The problem, of course, is that Trump's numbers aren't a result of bad "messaging" or collusion by pollsters. The problem is that the trifecta of the pandemic, economic collapse and national social upheaval are challenges he is completely unable to meet. It is simply beyond his ability and skill to handle a real crisis, and his character and personality will not allow him to delegate or even accept advice from people who do know what to do. For the first time in his presidency, Trump is facing problems that aren't purely political problems of his own making. These crises require him to actually be the president, not just play one on TV.

For him, the presidency is defined as a public relations job which he believes he accomplishes with the pageantry of foreign trips, and television appearances of him sitting at the resolute desk in the Oval Office surrounded by various supplicants and sycophants as he throws insults at the press. Sometimes he will hold a similar set-piece at a conference table or with a visiting dignitary, also featuring insults hurled at the press.

And, of course, there's "chopper talk," in which he stops on the way to board Marine One before heading to some event or one of his resort properties, and the press screams questions nobody can hear while Trump yells back answers.

But what he truly believes is his real job — and the one which he believes he does with great skill and finesse — is to rally his faithful followers. And ever since the pandemic hit, he's been denied the forum that allows him to show off his true presidential chops, which in his mind almost certainly accounts for the drop in his popularity.

For a while there were the daily coronavirus briefings (where again, yes, he insulted the press) which he believed made up for his canceled rallies, often citing the great TV ratings they were getting, as if that was a measure of approval for his performance. But in reality, those briefings so starkly illustrated his ignorance and incompetence in the middle of a catastrophic health crisis that they likely started the downward slide in his approval ratings, which has only picked up speed with his stunningly off-key response to the Black Lives Matter protests.

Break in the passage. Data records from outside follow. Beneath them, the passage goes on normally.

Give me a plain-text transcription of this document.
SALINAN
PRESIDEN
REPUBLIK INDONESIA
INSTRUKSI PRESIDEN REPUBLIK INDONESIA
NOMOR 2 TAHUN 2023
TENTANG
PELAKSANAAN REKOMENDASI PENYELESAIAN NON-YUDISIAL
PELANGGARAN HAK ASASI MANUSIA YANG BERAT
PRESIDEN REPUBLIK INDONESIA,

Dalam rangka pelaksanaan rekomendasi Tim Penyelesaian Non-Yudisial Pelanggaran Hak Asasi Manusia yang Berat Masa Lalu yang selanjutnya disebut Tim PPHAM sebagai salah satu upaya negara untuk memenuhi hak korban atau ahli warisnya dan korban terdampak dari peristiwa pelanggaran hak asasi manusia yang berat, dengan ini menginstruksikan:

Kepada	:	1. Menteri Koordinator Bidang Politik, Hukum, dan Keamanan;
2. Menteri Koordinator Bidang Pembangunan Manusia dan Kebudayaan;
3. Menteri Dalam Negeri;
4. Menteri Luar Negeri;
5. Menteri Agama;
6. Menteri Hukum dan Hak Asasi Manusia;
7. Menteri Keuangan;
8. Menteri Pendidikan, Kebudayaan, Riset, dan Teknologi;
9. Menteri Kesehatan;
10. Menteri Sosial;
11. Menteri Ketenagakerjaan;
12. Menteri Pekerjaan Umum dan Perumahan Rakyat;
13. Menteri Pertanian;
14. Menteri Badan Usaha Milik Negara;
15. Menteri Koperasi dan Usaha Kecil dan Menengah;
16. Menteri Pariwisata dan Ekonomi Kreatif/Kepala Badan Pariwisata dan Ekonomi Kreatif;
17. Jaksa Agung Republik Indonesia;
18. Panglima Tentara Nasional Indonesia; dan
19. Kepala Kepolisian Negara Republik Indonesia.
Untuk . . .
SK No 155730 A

Streets overflowing with protesters have given Trump the excuse he has been looking for to restart his campaign rallies. It was announced on Tuesday that they may begin again as early as next week. Some people suggested they could be held outdoors and that masks could be handed out to the attendees, but Trump has made it clear that he wants "real rallies," and we all know that he doesn't like the look of masks, and neither do his followers. So, I would expect that unlike the protests, where exposure may be mitigated by the fact they are outdoors and most are wearing masks (as well as the relative youth of the participants), Trump's new rallies with his older fans, yelling and screaming in close quarters, may be a lot riskier for the spread of coronavirus.

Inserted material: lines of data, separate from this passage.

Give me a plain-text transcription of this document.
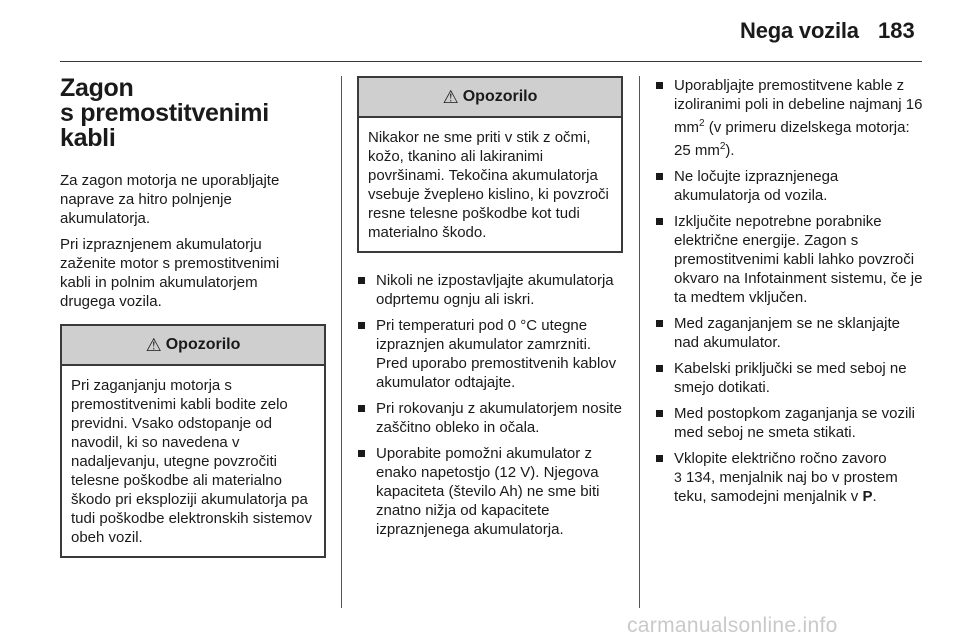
Nega vozila 183
Zagon
s premostitvenimi kabli

Za zagon motorja ne uporabljajte naprave za hitro polnjenje akumulatorja.

Pri izpraznjenem akumulatorju zaženite motor s premostitvenimi kabli in polnim akumulatorjem drugega vozila.

⚠ Opozorilo
Pri zaganjanju motorja s premostitvenimi kabli bodite zelo previdni. Vsako odstopanje od navodil, ki so navedena v nadaljevanju, utegne povzročiti telesne poškodbe ali materialno škodo pri eksploziji akumulatorja pa tudi poškodbe elektronskih sistemov obeh vozil.
⚠ Opozorilo
Nikakor ne sme priti v stik z očmi, kožo, tkanino ali lakiranimi površinami. Tekočina akumulatorja vsebuje žveplено kislino, ki povzroči resne telesne poškodbe kot tudi materialno škodo.
Nikoli ne izpostavljajte akumulatorja odprtemu ognju ali iskri.
Pri temperaturi pod 0 °C utegne izpraznjen akumulator zamrzniti. Pred uporabo premostitvenih kablov akumulator odtajajte.
Pri rokovanju z akumulatorjem nosite zaščitno obleko in očala.
Uporabite pomožni akumulator z enako napetostjo (12 V). Njegova kapaciteta (število Ah) ne sme biti znatno nižja od kapacitete izpraznjenega akumulatorja.
Uporabljajte premostitvene kable z izoliranimi poli in debeline najmanj 16 $mm^2$ (v primeru dizelskega motorja: 25 $mm^2$).
Ne ločujte izpraznjenega akumulatorja od vozila.
Izključite nepotrebne porabnike električne energije. Zagon s premostitvenimi kabli lahko povzroči okvaro na Infotainment sistemu, če je ta medtem vključen.
Med zaganjanjem se ne sklanjajte nad akumulator.
Kabelski priključki se med seboj ne smejo dotikati.
Med postopkom zaganjanja se vozili med seboj ne smeta stikati.
Vklopite električno ročno zavoro
3 134, menjalnik naj bo v prostem teku, samodejni menjalnik v P.
carmanualsonline.info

He does not care. After Trump had a temper tantrum over the North Carolina government's insistence that they simply could not guarantee that the RNC Convention scheduled for August would not require social distancing, the RNC has decided that while the business of the convention would still be in Charlotte, Trump will "accept the party's nomination during a celebration in another city." He simply has to have his big night with all his worshipful supporters — even if it kills them. 

By Heather Digby Parton

Heather Digby Parton, also known as "Digby," is a contributing writer to Salon. She was the winner of the 2014 Hillman Prize for Opinion and Analysis Journalism.